FAULT-TOLERANT COMPUTING FOR ELECTRONIC RECORD SYSTEMS
Server clusters are what most often comes to mind when a company considers a high availability solution for supporting EBR
or PAT systems. In clusters, pairs of servers linked by clustering software operate as a primary and a backup. If the primary
server fails, the software shifts the processing load to the backup server.
The different flavors of various clustering technologies suffer from common weaknesses: complexity, cost, and unproven reliability.
To meet pharma manufacturing's QMS requirements, each "computer system" must be properly revision controlled and validated.

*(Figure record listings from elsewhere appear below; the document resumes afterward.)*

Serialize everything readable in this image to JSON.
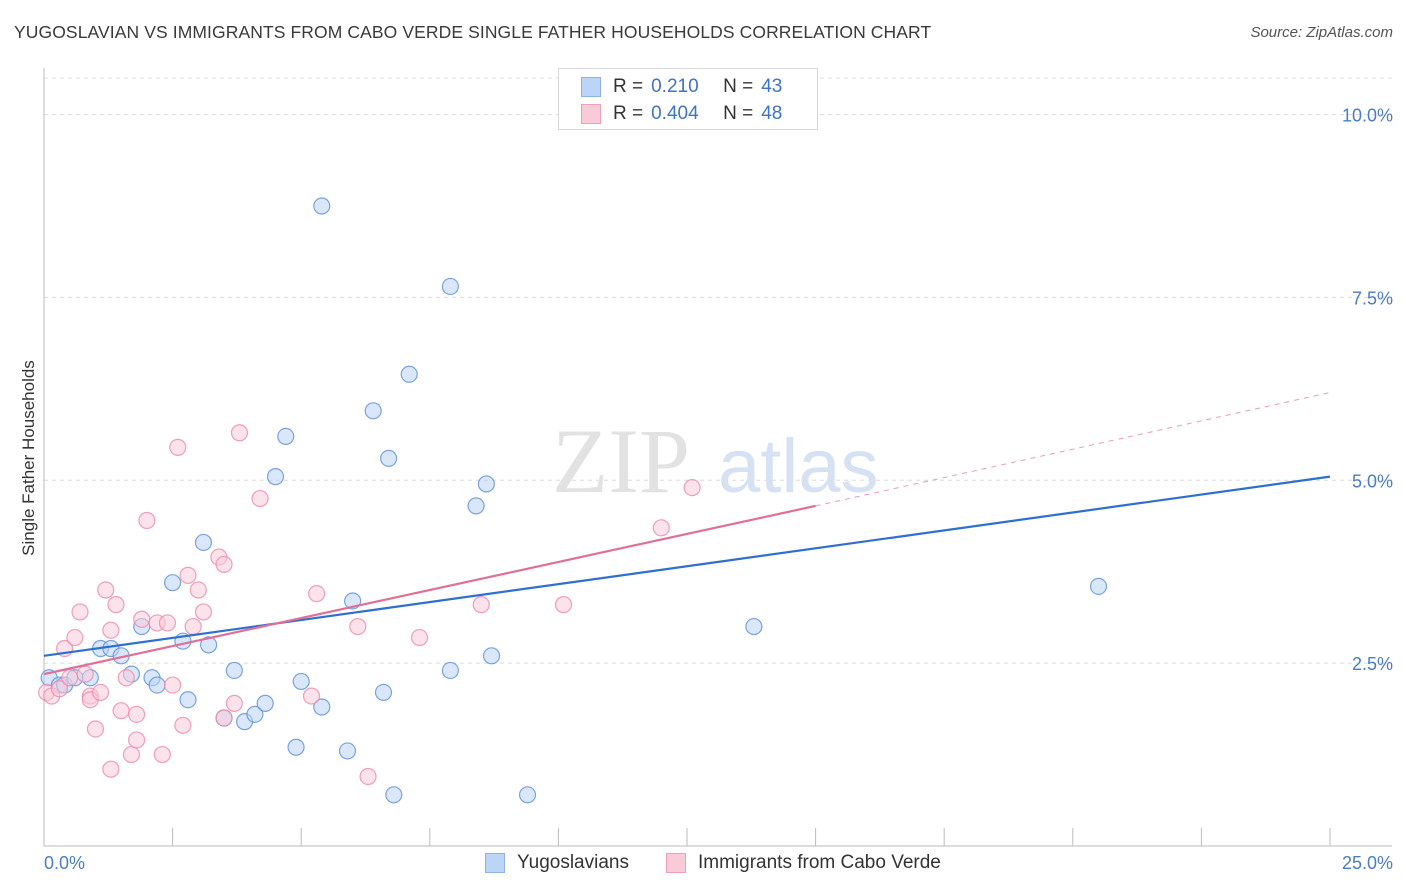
{
  "title": "YUGOSLAVIAN VS IMMIGRANTS FROM CABO VERDE SINGLE FATHER HOUSEHOLDS CORRELATION CHART",
  "source": "Source: ZipAtlas.com",
  "watermark": {
    "zip": "ZIP",
    "atlas": "atlas"
  },
  "legend": {
    "series": [
      {
        "r_label": "R =",
        "r_value": "0.210",
        "n_label": "N =",
        "n_value": "43",
        "color": "#8db4e8",
        "fill": "#bcd4f5"
      },
      {
        "r_label": "R =",
        "r_value": "0.404",
        "n_label": "N =",
        "n_value": "48",
        "color": "#f0a0b8",
        "fill": "#f9cbd8"
      }
    ]
  },
  "bottom_legend": [
    "Yugoslavians",
    "Immigrants from Cabo Verde"
  ],
  "chart_data": {
    "type": "scatter",
    "title": "YUGOSLAVIAN VS IMMIGRANTS FROM CABO VERDE SINGLE FATHER HOUSEHOLDS CORRELATION CHART",
    "xlabel": "",
    "ylabel": "Single Father Households",
    "xlim": [
      0,
      25
    ],
    "ylim": [
      0,
      10.5
    ],
    "x_tick_labels": [
      "0.0%",
      "25.0%"
    ],
    "y_ticks": [
      2.5,
      5.0,
      7.5,
      10.0
    ],
    "y_tick_labels": [
      "2.5%",
      "5.0%",
      "7.5%",
      "10.0%"
    ],
    "grid": true,
    "series": [
      {
        "name": "Yugoslavians",
        "color": "#5b8fd6",
        "fill": "#bcd4f5",
        "trend": {
          "x": [
            0,
            25
          ],
          "y": [
            2.6,
            5.05
          ],
          "color": "#2f6fd0"
        },
        "points": [
          [
            0.1,
            2.3
          ],
          [
            0.3,
            2.2
          ],
          [
            0.4,
            2.2
          ],
          [
            0.6,
            2.3
          ],
          [
            0.9,
            2.3
          ],
          [
            1.1,
            2.7
          ],
          [
            1.3,
            2.7
          ],
          [
            1.5,
            2.6
          ],
          [
            1.7,
            2.35
          ],
          [
            1.9,
            3.0
          ],
          [
            2.1,
            2.3
          ],
          [
            2.2,
            2.2
          ],
          [
            2.5,
            3.6
          ],
          [
            2.7,
            2.8
          ],
          [
            2.8,
            2.0
          ],
          [
            3.1,
            4.15
          ],
          [
            3.2,
            2.75
          ],
          [
            3.5,
            1.75
          ],
          [
            3.7,
            2.4
          ],
          [
            3.9,
            1.7
          ],
          [
            4.1,
            1.8
          ],
          [
            4.3,
            1.95
          ],
          [
            4.5,
            5.05
          ],
          [
            4.7,
            5.6
          ],
          [
            4.9,
            1.35
          ],
          [
            5.0,
            2.25
          ],
          [
            5.4,
            1.9
          ],
          [
            5.4,
            8.75
          ],
          [
            5.9,
            1.3
          ],
          [
            6.0,
            3.35
          ],
          [
            6.4,
            5.95
          ],
          [
            6.6,
            2.1
          ],
          [
            6.7,
            5.3
          ],
          [
            6.8,
            0.7
          ],
          [
            7.1,
            6.45
          ],
          [
            7.9,
            7.65
          ],
          [
            7.9,
            2.4
          ],
          [
            8.4,
            4.65
          ],
          [
            8.6,
            4.95
          ],
          [
            8.7,
            2.6
          ],
          [
            9.4,
            0.7
          ],
          [
            13.8,
            3.0
          ],
          [
            20.5,
            3.55
          ]
        ]
      },
      {
        "name": "Immigrants from Cabo Verde",
        "color": "#ec8aa8",
        "fill": "#f9cbd8",
        "trend": {
          "x": [
            0,
            15
          ],
          "y": [
            2.35,
            4.65
          ],
          "color": "#e07098",
          "dashed_extension": {
            "x": [
              15,
              25
            ],
            "y": [
              4.65,
              6.2
            ]
          }
        },
        "points": [
          [
            0.05,
            2.1
          ],
          [
            0.15,
            2.05
          ],
          [
            0.3,
            2.15
          ],
          [
            0.4,
            2.7
          ],
          [
            0.5,
            2.3
          ],
          [
            0.6,
            2.85
          ],
          [
            0.7,
            3.2
          ],
          [
            0.8,
            2.35
          ],
          [
            0.9,
            2.05
          ],
          [
            0.9,
            2.0
          ],
          [
            1.0,
            1.6
          ],
          [
            1.1,
            2.1
          ],
          [
            1.2,
            3.5
          ],
          [
            1.3,
            2.95
          ],
          [
            1.3,
            1.05
          ],
          [
            1.4,
            3.3
          ],
          [
            1.5,
            1.85
          ],
          [
            1.6,
            2.3
          ],
          [
            1.7,
            1.25
          ],
          [
            1.8,
            1.45
          ],
          [
            1.8,
            1.8
          ],
          [
            1.9,
            3.1
          ],
          [
            2.0,
            4.45
          ],
          [
            2.2,
            3.05
          ],
          [
            2.3,
            1.25
          ],
          [
            2.4,
            3.05
          ],
          [
            2.5,
            2.2
          ],
          [
            2.6,
            5.45
          ],
          [
            2.7,
            1.65
          ],
          [
            2.8,
            3.7
          ],
          [
            2.9,
            3.0
          ],
          [
            3.0,
            3.5
          ],
          [
            3.1,
            3.2
          ],
          [
            3.4,
            3.95
          ],
          [
            3.5,
            3.85
          ],
          [
            3.5,
            1.75
          ],
          [
            3.7,
            1.95
          ],
          [
            3.8,
            5.65
          ],
          [
            4.2,
            4.75
          ],
          [
            5.2,
            2.05
          ],
          [
            5.3,
            3.45
          ],
          [
            6.1,
            3.0
          ],
          [
            6.3,
            0.95
          ],
          [
            7.3,
            2.85
          ],
          [
            8.5,
            3.3
          ],
          [
            10.1,
            3.3
          ],
          [
            12.0,
            4.35
          ],
          [
            12.6,
            4.9
          ]
        ]
      }
    ]
  }
}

Clustering software requires duplicate control records and custom scripting. This leads to requirements for ongoing operational
qualification (OQ) demands to test the cluster's functionality, in addition to the simple installation qualification and maintenance
required for typical hardware components such as a storage system or network device.13 Additionally, clusters require two servers, increasing management demand and cost. Finally, clusters run on enterprise-class
versions of operating systems, not the relatively inexpensive versions. The cost of the additional compliance activities described
earlier adds up quickly. Finally, a software cluster is a configured system, not one that a company can plug in and run. Configuration
can be expensive and laborious.
As clusters' weaknesses have surfaced, pharma companies have begun exploring fault tolerant servers that are essentially two
servers operating in lockstep inside a single chassis. Until recently, fault-tolerant computers have been available only in
the realm of "big iron"— highly funded corporate data centers that have the budgets and staffs to run large legacy systems.
In the last few years, however, the market has seen the emergence of cost-effective, fault-tolerant computers that run the
commercially available operating systems used in pharma manufacturing and other lower-cost environments. Such infrastructure
components can be purchased off the shelf with built-in, factory-tested high availability features. Like their network and
storage counterparts, they only require IQ, significantly simplifying qualification and maintenance. Furthermore, only one
version of the operating system is required. Some lower-end versions even run the less expensive server operating system configurations
(as opposed to the enterprise versions). This form of fault tolerance is ideally suited for the regulatory, cost, and management
burden needs in pharma manufacturing.
Consider the example of a major US-based pharmaceutical company that decided to overhaul its IT infrastructure by implementing
an EBR system to replace its paper-based one. This company learned that first-hand conventional reliability solutions didn't
meet the pharma manufacturing standard.
The company decided that an EBR system would streamline regulatory compliance, eliminate the overhead expense of keeping paper
records, and improve production efficiency. For the system to deliver these benefits, however, it needed to provide an uninterrupted
stream of data. During proof-of-concept tests with conventional networking technology, the company's IT staff soon discovered
the EBR system's reliability limitations. Routine issues like application and operating system crashes, reboots, and scheduled
downtime all but erased the EBR system's benefits. The tests also uncovered reliability problems in unexpected places. Server
and driver hardware weren't solid enough to resist errors and downtime. Third-party device drivers, which provided interfaces
to server peripherals and communications lines, caused the operating system to crash.